My uncle Rav Chanoch Heinich Shafran offered a profound footnote to my grandfather’s explanation when he observed that, with the exception of “Adam,” all Hebrew words denoting man – ish, enosh, gever – are used both in the singular and plural forms. “Adam” can be stated only in the singular. For among all nations and religions of the world, a national of any country can belong to any religion – French Protestant, Lebanese Muslim, etc., – with the exception of the Jewish nation and religion. The Jewish nation and the Jewish religion are one and the same. Therefore, atem kruin adam – you Jews are Adam.
It is particularly appropriate that we consider the connection between the Jew and the tree as we approach Tu B’Shevat, the New Year for the Trees. As Rabbi Shraga Simmons notes on Aish.com, we can draw a number of lessons from our affinity to the tree.
Like the tree we require the same four basic elements to survive – soil, water, air and fire (the sun). A tree must be planted firmly in the earth not only to draw the nutrients from the soil but so that there is room for strong roots to grow. So too man. As the Talmud teaches (Avot 3:22), A person whose wisdom exceeds his good deeds is likened to a tree whose branches are numerous, but whose roots are few. The wind comes and uproots it and turns it upside down. But a person whose good deeds exceed his wisdom is likened to a tree whose branches are few but whose roots are numerous. Even if all the winds of the world were to come and blow against it, they could not budge it from its place.

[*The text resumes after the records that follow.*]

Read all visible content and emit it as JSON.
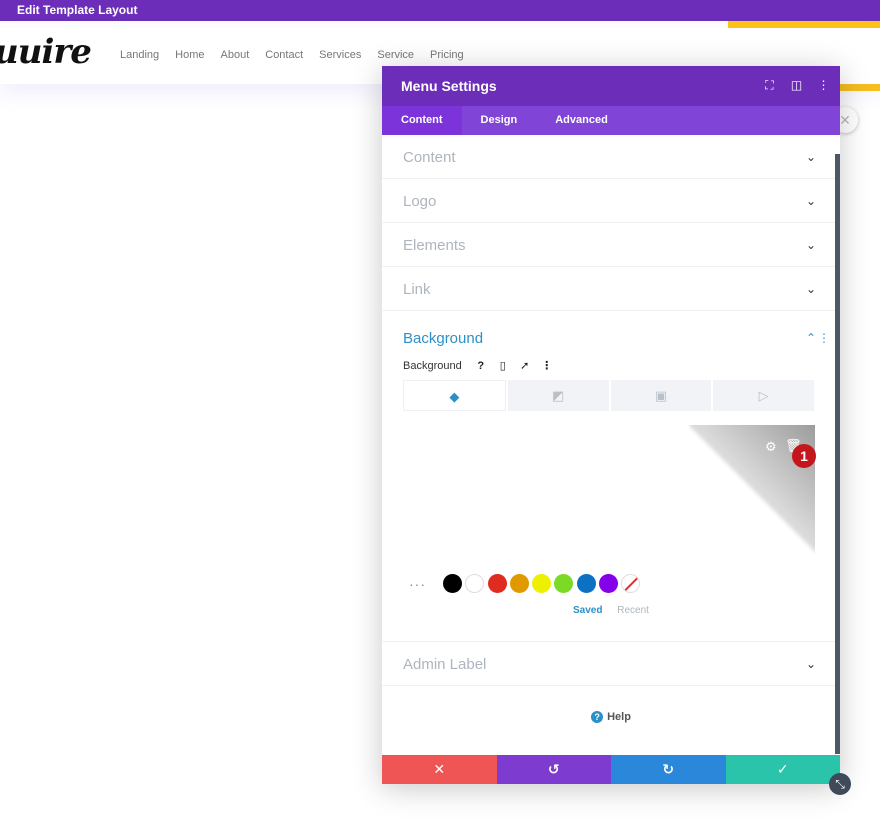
{
  "topbar": {
    "title": "Edit Template Layout"
  },
  "site": {
    "logo": "uuire",
    "nav": [
      "Landing",
      "Home",
      "About",
      "Contact",
      "Services",
      "Service",
      "Pricing"
    ]
  },
  "modal": {
    "title": "Menu Settings",
    "tabs": [
      "Content",
      "Design",
      "Advanced"
    ],
    "sections": [
      "Content",
      "Logo",
      "Elements",
      "Link"
    ],
    "background": {
      "title": "Background",
      "field_label": "Background",
      "palette": {
        "colors": [
          "#000000",
          "#ffffff",
          "#e02b20",
          "#e09900",
          "#edf000",
          "#7cda24",
          "#0c71c3",
          "#8300e9"
        ],
        "saved_label": "Saved",
        "recent_label": "Recent"
      },
      "step_badge": "1"
    },
    "admin_label": "Admin Label",
    "help_label": "Help"
  },
  "icons": {
    "chevron_down": "⌄",
    "accent": "#6c2eb9"
  }
}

A man can appear to be successful but if his roots are few or weak, if he has little connection to his community or heritage, he will be unable to withstand the inevitable challenges life will bring his way.

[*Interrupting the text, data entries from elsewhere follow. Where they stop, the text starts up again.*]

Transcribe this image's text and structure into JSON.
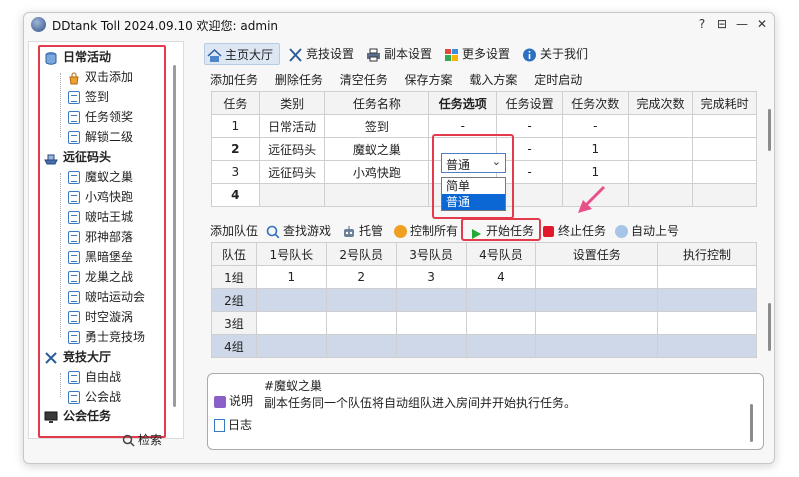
{
  "window": {
    "title": "DDtank Toll 2024.09.10 欢迎您: admin",
    "controls": [
      "?",
      "⊟",
      "—",
      "✕"
    ]
  },
  "tree": {
    "groups": [
      {
        "label": "日常活动",
        "items": [
          "双击添加",
          "签到",
          "任务领奖",
          "解锁二级"
        ]
      },
      {
        "label": "远征码头",
        "items": [
          "魔蚁之巢",
          "小鸡快跑",
          "啵咕王城",
          "邪神部落",
          "黑暗堡垒",
          "龙巢之战",
          "啵咕运动会",
          "时空漩涡",
          "勇士竞技场"
        ]
      },
      {
        "label": "竞技大厅",
        "items": [
          "自由战",
          "公会战"
        ]
      },
      {
        "label": "公会任务",
        "items": []
      }
    ],
    "search_label": "检索"
  },
  "toolbar": {
    "tabs": [
      {
        "label": "主页大厅",
        "icon": "home-icon"
      },
      {
        "label": "竞技设置",
        "icon": "swords-icon"
      },
      {
        "label": "副本设置",
        "icon": "printer-icon"
      },
      {
        "label": "更多设置",
        "icon": "grid-icon"
      },
      {
        "label": "关于我们",
        "icon": "info-icon"
      }
    ]
  },
  "task_actions": [
    "添加任务",
    "删除任务",
    "清空任务",
    "保存方案",
    "载入方案",
    "定时启动"
  ],
  "task_table": {
    "headers": [
      "任务",
      "类别",
      "任务名称",
      "任务选项",
      "任务设置",
      "任务次数",
      "完成次数",
      "完成耗时"
    ],
    "rows": [
      [
        "1",
        "日常活动",
        "签到",
        "-",
        "-",
        "-",
        "",
        ""
      ],
      [
        "2",
        "远征码头",
        "魔蚁之巢",
        "",
        "-",
        "1",
        "",
        ""
      ],
      [
        "3",
        "远征码头",
        "小鸡快跑",
        "",
        "-",
        "1",
        "",
        ""
      ],
      [
        "4",
        "",
        "",
        "",
        "",
        "",
        "",
        ""
      ]
    ]
  },
  "difficulty_combo": {
    "value": "普通",
    "options": [
      "简单",
      "普通"
    ]
  },
  "team_toolbar": {
    "add_team": "添加队伍",
    "find_game": "查找游戏",
    "host": "托管",
    "control_all": "控制所有",
    "start_task": "开始任务",
    "stop_task": "终止任务",
    "auto_login": "自动上号"
  },
  "team_table": {
    "headers": [
      "队伍",
      "1号队长",
      "2号队员",
      "3号队员",
      "4号队员",
      "设置任务",
      "执行控制"
    ],
    "rows": [
      [
        "1组",
        "1",
        "2",
        "3",
        "4",
        "",
        ""
      ],
      [
        "2组",
        "",
        "",
        "",
        "",
        "",
        ""
      ],
      [
        "3组",
        "",
        "",
        "",
        "",
        "",
        ""
      ],
      [
        "4组",
        "",
        "",
        "",
        "",
        "",
        ""
      ]
    ]
  },
  "bottom": {
    "tab_desc": "说明",
    "tab_log": "日志",
    "title": "#魔蚁之巢",
    "text": "副本任务同一个队伍将自动组队进入房间并开始执行任务。"
  },
  "colors": {
    "highlight_red": "#e43b4c",
    "selection_blue": "#0a67d3",
    "selected_row": "#cfd8e8",
    "start_green": "#22aa33",
    "stop_red": "#e01a2a"
  }
}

Just as the tree needs water to grow, man needs Torah, which is compared to water. “May my teaching drop like the rain” (Deut. 32:2).
Deprived of water, the tree will die. Deprived of Torah, so too will man wither.
Just as God breathed life into Adam (Genesis 2:7), a tree needs the breath of life.
Finally, the tree needs sunlight to grow. We need the warmth of community and friendship to thrive.
Perhaps the comparison of Adam to the tree is most apt when we see the tree not just as an analogy to the individual himself but as an analogy to the individual and his family. Each of us, in our roots and trunk, form the foundation for the many limbs and fruits that extend outward. As Rashi noted, the taste of the tree and the taste of its fruit were to be one. Our families, our children, are recognizable as ours. But the tree only appears uniform.
As we look more closely at the tree, we see that its fruit, though clearly related, each have distinct properties – different sizes and hues, and indeed, slightly different tastes. Likewise the tree’s leaves. A cursory glance has each leaf like every other. But on closer examination, we see that each leaf is as distinguishable from the other as one snowflake from another. Related, yes. Familial, absolutely. But unique and special each in its own right.
Perhaps the greatest lesson of the tree is that not only is the tree singular but its fruit and limbs are singular and unique as well. In the same way, while each family unit is singular so too is each child singular and unique. As such, he or she must be respected and loved as an individual and not only as a member of the family. For no more would we want every fruit to conform to the other, to be exactly the same size and have exactly the same shape, than to have every child be the same.
The singularity of each tree is to be celebrated.
So too, the singularity of each of God’s children, and each one of our own.